Ji Yuheng’in uzun süre sessiz kalması üzerine kolunu salladı. “Hey, bu kadar şey söylüyorum ama neden hiç tepki vermiyorsun?”

Ji Yuheng’in dudaklarının kenarı hafifçe yukarı kıvrıldı. “Şu anki çok yönlülüğüne hayran kaldım. Bu geniş perspektifinle zamanla banka müdürü bile olabilirsin.”
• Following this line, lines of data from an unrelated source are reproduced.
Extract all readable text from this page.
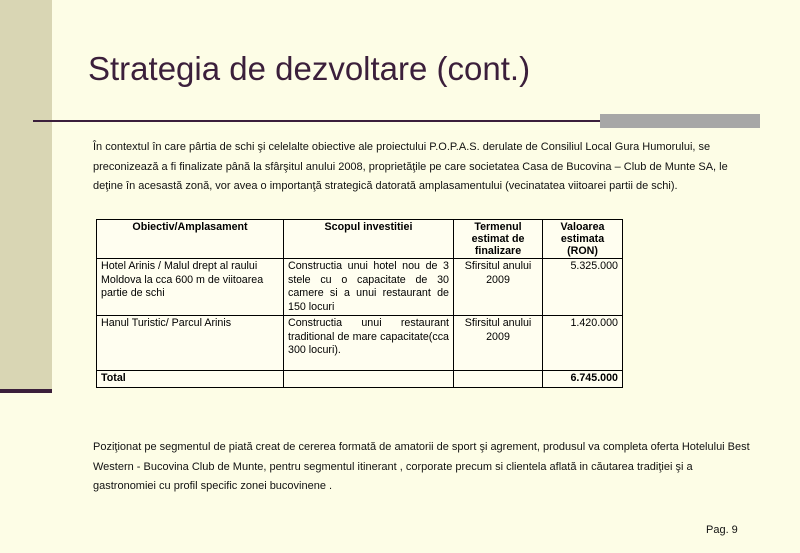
Strategia de dezvoltare (cont.)

În contextul în care pârtia de schi şi celelalte obiective ale proiectului P.O.P.A.S. derulate de Consiliul Local Gura Humorului, se preconizează a fi finalizate până la sfârşitul anului 2008, proprietăţile pe care societatea Casa de Bucovina – Club de Munte SA, le deţine în acesastă zonă, vor avea o importanţă strategică datorată amplasamentului (vecinatatea viitoarei partii de schi).

Obiectiv/Amplasament	Scopul investitiei	Termenul estimat de finalizare	Valoarea estimata (RON)
Hotel Arinis / Malul drept al raului Moldova la cca 600 m de viitoarea partie de schi	Constructia unui hotel nou de 3 stele cu o capacitate de 30 camere si a unui restaurant de 150 locuri	Sfirsitul anului 2009	5.325.000
Hanul Turistic/ Parcul Arinis	Constructia unui restaurant traditional de mare capacitate(cca 300 locuri).	Sfirsitul anului 2009	1.420.000
Total			6.745.000

Poziţionat pe segmentul de piată creat de cererea formată de amatorii de sport şi agrement, produsul va completa oferta Hotelului Best Western - Bucovina Club de Munte, pentru segmentul itinerant , corporate precum si clientela aflată in căutarea tradiţiei şi a gastronomiei cu profil specific zonei bucovinene .

Pag. 9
Tu Xiaoning bu övgüyü memnuniyetle kabul etti ve onu hafifçe sırtına vurarak, “Ne de olsa kocam banka müdürü, benim de iyi bir eş olmam gerek. Neyse, bana adam veriyor musun, vermiyor musun?” diye sordu.

“Kaç kişi lazım?”

“Etkinlik hafta sonu, mesai saatlerine denk gelmeyecek. Altı kişi yeterli olur, benimle birlikte yedi kişi eder.”

“Sana on kişi vereyim.”

“On kişi fazla olmaz mı?”

“Tu Hanım'ın işine tam destek vermem gerekiyor. Gişede yeni üniversite mezunları çok, müşteri yöneticileriyle birlikte sahaya çıkmaları iyi olur. Pazarlama deneyimi kazanmaları onlar için de faydalı.”

“Pekâlâ, madem Müdür Ji bu kadar samimi, ben de mecburen kabul ediyorum.”

“Tu Hanım'ın bu fedakârlığı için teşekkürler.”

Tu Xiaoning ona bir öpücük kondurdu. “Rica ederim, sonuçta karı kocayız.”

Bu, Ji Yuheng’in ona ilk hediye aldığı zaman söyledikleriyle aynı cümleydi. O zaman sahne ve hitap şekilleri farklıydı ama kalpleri şimdi daha da yakınlaşmıştı. Tu Xiaoning’in zihninde büyük bir plan vardı. Büyük ihtimalle sonuçsuz kalacaktı ama bir denemek istiyordu. Ya şans yüzüne gülerse?

Sonuçta hayaller kurmak önemliydi, ya gerçekleşirse?

Beklenen gün geldiğinde, Tu Xiaoning sabah erkenden kalkıp hazırlandı. Bankanın resmi kıyafetini giymedi. Beyaz, düğmesiz, dik yaka bir gömlek, siyah kalem etek tercih etti. Tarzı Fransızca bir sadelik taşıyordu. İnce ve zarif bir çift sallantılı küpeyle görünümü hem olgun hem de şık bir hâl aldı.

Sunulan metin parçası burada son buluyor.